April 23,1969. Plaintiff filed a mechanic’s lien claim (later leave to amend was granted by Judge Greenberg).
March 6, 1970. Plaintiff then filed a complaint in mechanic’s lien.
May 28, 1970. Defendant’s preliminary objections were dismissed by Judge Hirsh, with leave to file an answer within 20 days.
June 17,1970. Defendant’s answer was filed.
June 22, 1970. The prothonotary, at plaintiff’s instance, entered judgment in default for want of an affidavit of defense. (Writ of execution issued August 5, 1970, subsequently stayed.)
August 17, 1970. Defendant files to me a petition to strike the judgment; the petition by order was granted; plaintiff files a petition to revoke my order granting the petition to strike the judgment; this was denied; plaintiff appeals.
Under the circumstances, I think it less labor to understand this matter if you let me put the matter the other way: Had I denied defendant’s petition to strike this hurried, arbitrary judgment, I would be unworthy of my own sense of judicial propriety and worthy of quick reversal by my appellate masters.

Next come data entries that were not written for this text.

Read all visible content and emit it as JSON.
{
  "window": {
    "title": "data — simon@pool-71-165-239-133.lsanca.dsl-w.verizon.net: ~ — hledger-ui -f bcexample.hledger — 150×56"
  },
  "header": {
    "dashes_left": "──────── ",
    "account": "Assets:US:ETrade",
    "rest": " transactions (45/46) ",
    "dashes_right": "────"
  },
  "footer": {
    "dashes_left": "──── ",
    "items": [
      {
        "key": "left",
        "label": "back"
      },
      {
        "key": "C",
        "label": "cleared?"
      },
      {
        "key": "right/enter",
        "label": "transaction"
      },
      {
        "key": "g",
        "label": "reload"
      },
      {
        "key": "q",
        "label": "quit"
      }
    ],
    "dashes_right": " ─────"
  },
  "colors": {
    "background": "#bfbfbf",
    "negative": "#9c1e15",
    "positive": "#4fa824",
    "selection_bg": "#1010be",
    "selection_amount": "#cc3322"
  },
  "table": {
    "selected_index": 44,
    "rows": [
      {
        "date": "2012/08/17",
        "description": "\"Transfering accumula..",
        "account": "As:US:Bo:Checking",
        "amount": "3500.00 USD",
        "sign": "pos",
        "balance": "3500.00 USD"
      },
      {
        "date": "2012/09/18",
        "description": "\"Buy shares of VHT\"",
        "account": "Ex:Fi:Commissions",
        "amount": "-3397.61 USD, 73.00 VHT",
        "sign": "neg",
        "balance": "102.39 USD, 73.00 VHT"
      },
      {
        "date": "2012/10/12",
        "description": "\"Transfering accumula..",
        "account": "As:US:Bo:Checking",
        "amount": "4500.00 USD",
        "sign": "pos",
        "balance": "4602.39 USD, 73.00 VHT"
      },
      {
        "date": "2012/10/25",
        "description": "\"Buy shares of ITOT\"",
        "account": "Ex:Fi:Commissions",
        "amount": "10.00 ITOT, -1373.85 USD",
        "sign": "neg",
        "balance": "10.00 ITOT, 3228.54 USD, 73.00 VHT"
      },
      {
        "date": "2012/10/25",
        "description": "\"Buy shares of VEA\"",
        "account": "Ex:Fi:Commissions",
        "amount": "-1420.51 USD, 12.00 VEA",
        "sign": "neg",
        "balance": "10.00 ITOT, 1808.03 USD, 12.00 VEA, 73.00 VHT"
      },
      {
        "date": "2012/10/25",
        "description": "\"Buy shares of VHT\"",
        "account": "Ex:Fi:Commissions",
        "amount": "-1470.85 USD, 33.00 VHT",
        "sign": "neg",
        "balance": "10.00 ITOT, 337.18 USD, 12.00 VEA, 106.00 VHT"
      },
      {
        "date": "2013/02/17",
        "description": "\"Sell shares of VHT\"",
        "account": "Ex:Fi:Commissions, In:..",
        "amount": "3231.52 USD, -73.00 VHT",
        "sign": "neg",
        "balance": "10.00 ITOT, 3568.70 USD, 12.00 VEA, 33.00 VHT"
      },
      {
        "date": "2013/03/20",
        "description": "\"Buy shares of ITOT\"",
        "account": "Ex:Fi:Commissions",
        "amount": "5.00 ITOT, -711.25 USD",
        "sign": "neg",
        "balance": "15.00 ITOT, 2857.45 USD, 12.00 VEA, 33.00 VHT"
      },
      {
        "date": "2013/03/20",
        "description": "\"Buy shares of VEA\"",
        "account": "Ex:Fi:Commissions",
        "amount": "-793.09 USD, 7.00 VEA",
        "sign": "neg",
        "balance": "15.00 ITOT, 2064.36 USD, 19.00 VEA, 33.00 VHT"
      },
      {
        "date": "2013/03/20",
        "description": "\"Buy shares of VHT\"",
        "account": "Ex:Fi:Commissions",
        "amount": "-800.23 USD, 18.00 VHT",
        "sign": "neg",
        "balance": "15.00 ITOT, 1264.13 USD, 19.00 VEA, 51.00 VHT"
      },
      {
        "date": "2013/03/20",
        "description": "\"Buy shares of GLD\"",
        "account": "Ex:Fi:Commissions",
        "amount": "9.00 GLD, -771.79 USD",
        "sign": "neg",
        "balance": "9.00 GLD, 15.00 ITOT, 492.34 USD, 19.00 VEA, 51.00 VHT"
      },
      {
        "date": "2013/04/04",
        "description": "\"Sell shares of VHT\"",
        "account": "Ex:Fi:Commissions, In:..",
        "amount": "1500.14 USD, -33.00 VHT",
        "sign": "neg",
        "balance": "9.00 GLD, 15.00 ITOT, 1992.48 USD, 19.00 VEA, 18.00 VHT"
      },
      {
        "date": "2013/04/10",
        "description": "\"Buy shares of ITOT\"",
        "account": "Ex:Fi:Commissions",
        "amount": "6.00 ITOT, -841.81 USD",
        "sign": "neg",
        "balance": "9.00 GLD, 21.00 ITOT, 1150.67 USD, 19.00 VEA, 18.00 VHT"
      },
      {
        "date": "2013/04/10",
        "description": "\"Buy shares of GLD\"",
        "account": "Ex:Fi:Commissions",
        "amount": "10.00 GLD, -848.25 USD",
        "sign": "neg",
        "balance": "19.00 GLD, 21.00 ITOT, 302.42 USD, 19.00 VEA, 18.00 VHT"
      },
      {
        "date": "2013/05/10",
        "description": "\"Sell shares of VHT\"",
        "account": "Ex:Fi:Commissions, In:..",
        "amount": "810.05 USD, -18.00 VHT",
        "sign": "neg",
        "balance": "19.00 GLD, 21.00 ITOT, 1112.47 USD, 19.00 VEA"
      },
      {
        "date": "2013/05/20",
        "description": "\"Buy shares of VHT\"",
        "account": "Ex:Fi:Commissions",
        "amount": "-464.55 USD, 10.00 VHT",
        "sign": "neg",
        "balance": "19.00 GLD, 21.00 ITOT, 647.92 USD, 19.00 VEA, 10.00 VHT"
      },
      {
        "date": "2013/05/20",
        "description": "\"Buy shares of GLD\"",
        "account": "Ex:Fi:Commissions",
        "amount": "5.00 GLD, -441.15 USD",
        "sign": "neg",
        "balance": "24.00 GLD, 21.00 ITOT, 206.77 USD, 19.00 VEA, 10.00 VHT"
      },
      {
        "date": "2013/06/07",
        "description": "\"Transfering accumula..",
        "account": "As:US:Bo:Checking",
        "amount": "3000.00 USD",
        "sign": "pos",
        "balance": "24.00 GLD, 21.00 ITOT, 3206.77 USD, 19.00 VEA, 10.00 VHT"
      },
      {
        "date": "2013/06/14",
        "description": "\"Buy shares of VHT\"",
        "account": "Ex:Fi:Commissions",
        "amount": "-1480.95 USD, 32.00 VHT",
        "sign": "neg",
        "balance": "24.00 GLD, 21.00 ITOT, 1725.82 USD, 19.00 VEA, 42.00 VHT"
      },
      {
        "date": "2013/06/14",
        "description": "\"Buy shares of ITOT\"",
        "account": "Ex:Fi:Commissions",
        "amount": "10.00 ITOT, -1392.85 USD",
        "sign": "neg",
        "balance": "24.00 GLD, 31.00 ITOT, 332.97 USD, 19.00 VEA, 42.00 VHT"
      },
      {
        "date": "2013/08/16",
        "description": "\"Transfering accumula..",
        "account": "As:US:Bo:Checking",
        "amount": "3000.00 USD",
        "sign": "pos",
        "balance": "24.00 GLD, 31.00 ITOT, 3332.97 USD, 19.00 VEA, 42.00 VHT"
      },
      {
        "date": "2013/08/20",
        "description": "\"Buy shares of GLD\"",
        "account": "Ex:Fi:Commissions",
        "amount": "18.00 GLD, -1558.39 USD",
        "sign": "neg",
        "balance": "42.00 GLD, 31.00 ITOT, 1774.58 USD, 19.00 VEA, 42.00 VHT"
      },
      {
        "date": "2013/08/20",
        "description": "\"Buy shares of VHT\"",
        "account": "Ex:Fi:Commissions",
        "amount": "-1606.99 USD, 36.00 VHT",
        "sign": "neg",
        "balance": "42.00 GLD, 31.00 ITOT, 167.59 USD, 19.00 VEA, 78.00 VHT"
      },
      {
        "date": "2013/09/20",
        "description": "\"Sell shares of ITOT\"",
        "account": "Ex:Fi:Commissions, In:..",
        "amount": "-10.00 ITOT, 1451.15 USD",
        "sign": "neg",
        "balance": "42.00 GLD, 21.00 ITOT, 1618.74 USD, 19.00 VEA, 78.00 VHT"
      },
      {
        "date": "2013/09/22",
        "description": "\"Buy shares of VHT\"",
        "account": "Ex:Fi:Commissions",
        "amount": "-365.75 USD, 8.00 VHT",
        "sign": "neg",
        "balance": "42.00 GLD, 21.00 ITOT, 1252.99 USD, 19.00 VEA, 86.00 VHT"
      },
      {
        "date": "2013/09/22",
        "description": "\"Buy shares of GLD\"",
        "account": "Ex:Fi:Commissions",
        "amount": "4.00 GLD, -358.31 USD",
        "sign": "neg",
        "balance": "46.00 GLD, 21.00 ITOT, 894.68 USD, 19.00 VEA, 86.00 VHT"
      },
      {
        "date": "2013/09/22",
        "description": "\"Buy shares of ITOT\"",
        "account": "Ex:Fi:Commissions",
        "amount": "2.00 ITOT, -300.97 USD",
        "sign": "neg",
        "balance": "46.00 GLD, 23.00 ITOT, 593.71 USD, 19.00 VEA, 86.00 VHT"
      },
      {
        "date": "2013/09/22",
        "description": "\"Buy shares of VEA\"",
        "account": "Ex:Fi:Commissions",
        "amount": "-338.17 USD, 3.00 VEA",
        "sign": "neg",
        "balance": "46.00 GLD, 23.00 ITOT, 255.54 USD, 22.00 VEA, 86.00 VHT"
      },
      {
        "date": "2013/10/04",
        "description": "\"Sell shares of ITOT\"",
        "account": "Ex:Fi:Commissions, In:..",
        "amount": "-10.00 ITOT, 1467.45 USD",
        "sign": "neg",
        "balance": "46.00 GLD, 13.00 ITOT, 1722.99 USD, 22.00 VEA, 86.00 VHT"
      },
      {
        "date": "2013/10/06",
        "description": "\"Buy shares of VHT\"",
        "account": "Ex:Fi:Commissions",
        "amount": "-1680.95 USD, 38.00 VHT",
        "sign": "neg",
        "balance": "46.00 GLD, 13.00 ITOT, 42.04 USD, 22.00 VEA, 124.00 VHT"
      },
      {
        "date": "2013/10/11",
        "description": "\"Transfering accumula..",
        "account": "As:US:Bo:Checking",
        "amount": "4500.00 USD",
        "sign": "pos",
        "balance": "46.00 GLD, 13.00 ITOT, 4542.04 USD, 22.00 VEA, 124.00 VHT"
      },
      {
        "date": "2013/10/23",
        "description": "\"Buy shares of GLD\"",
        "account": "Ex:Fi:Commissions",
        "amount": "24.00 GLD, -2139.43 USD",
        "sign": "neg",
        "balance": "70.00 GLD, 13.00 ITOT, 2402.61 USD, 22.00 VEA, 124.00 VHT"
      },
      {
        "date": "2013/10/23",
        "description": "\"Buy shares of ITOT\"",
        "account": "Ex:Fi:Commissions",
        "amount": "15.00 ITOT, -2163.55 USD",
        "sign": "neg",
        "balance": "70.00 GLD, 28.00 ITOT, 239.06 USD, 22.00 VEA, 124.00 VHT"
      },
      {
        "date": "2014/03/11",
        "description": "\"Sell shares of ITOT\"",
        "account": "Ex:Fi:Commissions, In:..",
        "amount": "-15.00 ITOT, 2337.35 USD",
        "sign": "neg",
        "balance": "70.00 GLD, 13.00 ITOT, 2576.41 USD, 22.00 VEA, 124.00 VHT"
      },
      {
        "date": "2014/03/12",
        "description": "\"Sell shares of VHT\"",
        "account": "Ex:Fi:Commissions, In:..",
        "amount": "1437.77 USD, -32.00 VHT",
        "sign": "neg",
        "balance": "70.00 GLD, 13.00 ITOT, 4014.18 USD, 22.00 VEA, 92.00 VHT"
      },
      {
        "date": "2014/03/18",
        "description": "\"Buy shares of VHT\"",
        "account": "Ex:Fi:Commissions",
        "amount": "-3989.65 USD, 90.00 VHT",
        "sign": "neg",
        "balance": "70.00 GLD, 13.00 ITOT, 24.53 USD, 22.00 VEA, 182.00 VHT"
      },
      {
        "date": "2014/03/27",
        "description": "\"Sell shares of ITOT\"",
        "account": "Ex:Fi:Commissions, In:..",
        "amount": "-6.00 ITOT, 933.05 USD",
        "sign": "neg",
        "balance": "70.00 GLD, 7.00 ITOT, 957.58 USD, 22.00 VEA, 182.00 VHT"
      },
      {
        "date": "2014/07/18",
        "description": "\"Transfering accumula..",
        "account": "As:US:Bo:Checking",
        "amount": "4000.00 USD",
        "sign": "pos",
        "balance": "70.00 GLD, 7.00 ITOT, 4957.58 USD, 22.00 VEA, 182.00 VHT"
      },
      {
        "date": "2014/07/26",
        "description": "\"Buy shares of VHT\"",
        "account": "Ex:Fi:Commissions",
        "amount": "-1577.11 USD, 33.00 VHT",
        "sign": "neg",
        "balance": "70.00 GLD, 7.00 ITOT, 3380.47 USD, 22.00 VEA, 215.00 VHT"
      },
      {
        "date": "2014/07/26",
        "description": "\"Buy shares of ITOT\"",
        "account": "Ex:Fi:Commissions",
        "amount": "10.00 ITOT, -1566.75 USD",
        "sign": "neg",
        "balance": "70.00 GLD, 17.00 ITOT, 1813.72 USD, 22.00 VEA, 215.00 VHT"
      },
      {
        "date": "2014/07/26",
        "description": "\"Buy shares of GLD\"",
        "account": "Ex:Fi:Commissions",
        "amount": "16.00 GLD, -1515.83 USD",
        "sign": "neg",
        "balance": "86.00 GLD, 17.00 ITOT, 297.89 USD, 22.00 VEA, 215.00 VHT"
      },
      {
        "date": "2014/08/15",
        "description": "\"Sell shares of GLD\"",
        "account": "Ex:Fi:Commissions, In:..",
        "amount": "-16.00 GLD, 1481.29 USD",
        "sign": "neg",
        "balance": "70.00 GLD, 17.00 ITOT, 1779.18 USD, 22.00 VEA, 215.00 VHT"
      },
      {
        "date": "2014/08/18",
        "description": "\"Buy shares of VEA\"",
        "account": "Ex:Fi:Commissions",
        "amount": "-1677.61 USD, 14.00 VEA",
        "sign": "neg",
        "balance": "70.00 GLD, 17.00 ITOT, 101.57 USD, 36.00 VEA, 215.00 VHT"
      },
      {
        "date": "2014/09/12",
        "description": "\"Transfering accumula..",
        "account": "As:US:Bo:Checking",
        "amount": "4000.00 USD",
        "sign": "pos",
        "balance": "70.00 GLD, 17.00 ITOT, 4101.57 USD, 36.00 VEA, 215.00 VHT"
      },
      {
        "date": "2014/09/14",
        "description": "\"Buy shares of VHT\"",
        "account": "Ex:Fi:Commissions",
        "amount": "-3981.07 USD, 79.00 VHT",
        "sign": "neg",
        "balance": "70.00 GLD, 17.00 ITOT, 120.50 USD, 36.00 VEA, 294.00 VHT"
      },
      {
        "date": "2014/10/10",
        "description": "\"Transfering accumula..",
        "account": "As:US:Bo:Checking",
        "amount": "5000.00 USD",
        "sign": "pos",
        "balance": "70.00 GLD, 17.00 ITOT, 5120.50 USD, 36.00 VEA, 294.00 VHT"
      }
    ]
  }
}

This judgment was conceived with unthinking, impolite hurry: I hope there still is such a moral thing as upright courtesy between lawyers which does not minimize the full and precise interest of a client. All that was needed here was an inquiry: “Do you intend to file an answer?”
*177I took testimony here on the petition to vacate my order to strike and it was not difficult to reach the conclusion that plaintiff’s attorney was over quick, that our prothonotary was easy in error and that to strike the judgment was the only proper recourse of a proper discretion. He who reads the record will, I hope, think I was sharing a wise awareness in laying away the impact of lack of insight and of error.
A judgment is too dire to be gotten or allowed without better merit than here shown. Read discerning decision of Citizens National Bank of Evans City v. Rose Hill Cemetery Association of Butler, 218. Pa. Superior Ct. 366 (1971).